According to the AVCA, as of January, 50 schools fielded teams in sand volleyball (pronounced “beach volleyball” when the nation watches Misty May Treanor and Kerri Walsh win Olympic gold). It’ll be an NCAA-sanctioned sport next season after four seasons as an “emerging” sport. Three years ago, FIU athletic director Pete Garcia cited sand volleyball as a sport in which FIU could quickly be nationally relevant because they weren’t starting in chase mode compared to everyone else in the nation.
Well, sort of. Much of sand volleyball’s power comes from the Pacific coast, where volleyball’s woven into the whole image of life, especially in Southern California. Pepperdine won the 2012 and 2014 AVCA national titles and the USC now No. 1 in the polls isn’t South Carolina.
But FIU has caught up quickly after hiring Rita Buck-Crockett to coach the sand team and oversee the indoor volleyball program.
“Me as a person, I want to win nationals my first year,” Buck-Crockett said. “That’s just me. That’s why I was hired. I was hired to get FIU a national championship in sand. So from the day I accepted this position, I started thinking about how am I going to do that.”
In 2013, the program’s first year, two FIU pairs got invited to the national pairs competition and Jessica Mendoza and Maryna Samoday got to the semifinals. Last year, the AVCA national team tournament ushered FIU in the door, then Hawaii and Florida State bum-rushed FIU out in one day, 4-1 and 5-0, respectively.
This year, FIU edged No. 4 Florida State 3-2. But doing the same against Pepperdine sent a message on two different levels.
“It was the best feeling, beating that West Coast team,” Cupp said. “Beating our rivals, FSU. But it’s really put us in this [mind-set], we can’t stop here. We need to keep pushing. We beat Pepperdine 3-2. Next time, it needs to be 5-0. Beat FSU 3-2. Next time, it needs to be 5-0.”
Monforte said, “It’s just showed we’re here, we’re serious about this year. People kind of overlook the East Coast. We’re trying to do big things for the East Coast and show it’s not just the West Coast that wins every year.”

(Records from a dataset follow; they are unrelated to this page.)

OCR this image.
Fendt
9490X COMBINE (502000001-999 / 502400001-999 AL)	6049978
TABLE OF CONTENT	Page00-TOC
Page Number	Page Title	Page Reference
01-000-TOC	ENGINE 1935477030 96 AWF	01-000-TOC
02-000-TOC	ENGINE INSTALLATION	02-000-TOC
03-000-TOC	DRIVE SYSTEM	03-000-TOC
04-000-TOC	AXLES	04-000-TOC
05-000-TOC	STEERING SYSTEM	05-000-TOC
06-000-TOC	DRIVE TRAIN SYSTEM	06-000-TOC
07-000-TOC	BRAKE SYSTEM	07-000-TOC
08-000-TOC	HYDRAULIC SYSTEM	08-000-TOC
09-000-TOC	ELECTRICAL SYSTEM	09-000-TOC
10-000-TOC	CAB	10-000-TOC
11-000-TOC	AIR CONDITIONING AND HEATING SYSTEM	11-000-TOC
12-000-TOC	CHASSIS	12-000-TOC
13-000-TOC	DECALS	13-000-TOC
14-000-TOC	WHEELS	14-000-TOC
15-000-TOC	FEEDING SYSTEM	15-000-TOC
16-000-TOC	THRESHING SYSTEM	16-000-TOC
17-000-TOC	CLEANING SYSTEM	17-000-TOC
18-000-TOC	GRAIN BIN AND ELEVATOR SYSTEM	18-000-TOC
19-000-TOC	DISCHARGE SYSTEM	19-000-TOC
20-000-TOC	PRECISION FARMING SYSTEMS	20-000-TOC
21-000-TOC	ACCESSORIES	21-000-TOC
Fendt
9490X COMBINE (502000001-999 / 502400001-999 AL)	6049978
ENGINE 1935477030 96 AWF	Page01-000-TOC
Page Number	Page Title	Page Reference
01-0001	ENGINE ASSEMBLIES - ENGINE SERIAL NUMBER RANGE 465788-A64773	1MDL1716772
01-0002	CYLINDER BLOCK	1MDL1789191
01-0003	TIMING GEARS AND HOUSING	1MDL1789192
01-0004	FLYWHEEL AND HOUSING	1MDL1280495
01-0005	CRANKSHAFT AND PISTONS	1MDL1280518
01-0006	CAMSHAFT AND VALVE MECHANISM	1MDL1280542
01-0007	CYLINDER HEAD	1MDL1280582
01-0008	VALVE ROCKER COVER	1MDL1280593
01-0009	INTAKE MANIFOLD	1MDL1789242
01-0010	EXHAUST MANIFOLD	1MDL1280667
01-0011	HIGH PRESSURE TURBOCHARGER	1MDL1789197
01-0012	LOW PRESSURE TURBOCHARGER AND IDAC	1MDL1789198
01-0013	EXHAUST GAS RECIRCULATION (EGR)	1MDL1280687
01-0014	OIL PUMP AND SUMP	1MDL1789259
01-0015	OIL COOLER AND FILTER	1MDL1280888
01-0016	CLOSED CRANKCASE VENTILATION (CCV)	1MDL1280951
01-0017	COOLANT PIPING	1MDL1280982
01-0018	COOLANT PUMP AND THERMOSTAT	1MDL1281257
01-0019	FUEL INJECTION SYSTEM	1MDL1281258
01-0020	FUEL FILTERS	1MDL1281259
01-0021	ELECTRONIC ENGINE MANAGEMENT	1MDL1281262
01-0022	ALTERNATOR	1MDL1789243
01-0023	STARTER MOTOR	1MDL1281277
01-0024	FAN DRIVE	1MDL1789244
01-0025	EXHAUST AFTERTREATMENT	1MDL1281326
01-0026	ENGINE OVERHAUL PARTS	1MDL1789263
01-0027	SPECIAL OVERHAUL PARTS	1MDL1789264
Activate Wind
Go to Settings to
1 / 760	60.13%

The No. 5 pairing of Cupp and Tina Tohiyani, 7-0 this year, is the only pair of FIU’s regular top five that doesn’t include a transfer or a freshman. It’s also the pair that Buck-Crockett lauded for its leadership by example after working their way back into the top five pairs (a match comprises the results of five pairs matches).
Freshman Anja Licka is paired with senior Maryna Samoday in the No. 1 pair. FIU’s most athletic pair puts transfer from North Florida Anna Budinska with senior Martyna Gluchowicz. The No. 3 pair is usually Marina Boulanger and FAU transfer Darija Sataric.
Much like FIU’s Conference USA champion swimming & diving team, success depends on integrating newcomers from across the country or the Atlantic Ocean into the team and FIU life.
Cupp said, in addition to team dinners and the usual early navigating, once every two weeks, “we get together with our team psychologist and we do group work that really helps us generally get to know each other and feel each other out as players and people. It really helps us on the court with our compatibility.”
Monforte and Summer Nash, a transfer from San Diego State, ran off 11 consecutive match wins before losing over three sets last week to South Carolina’s No. 2 pair. Monforte didn’t know Nash before this school year. Now, they maintain the same class and weight room workout schedules after bonding through volleyball and “an obsessive passion” for cooking.
They love the Food Network three-round elimination show Chopped. It’s an apt metaphor for FIU’s program. It has gotten past the appetizer round the first year and the entrée round the second year.
Now, they’re looking to win the dessert round and the whole thing.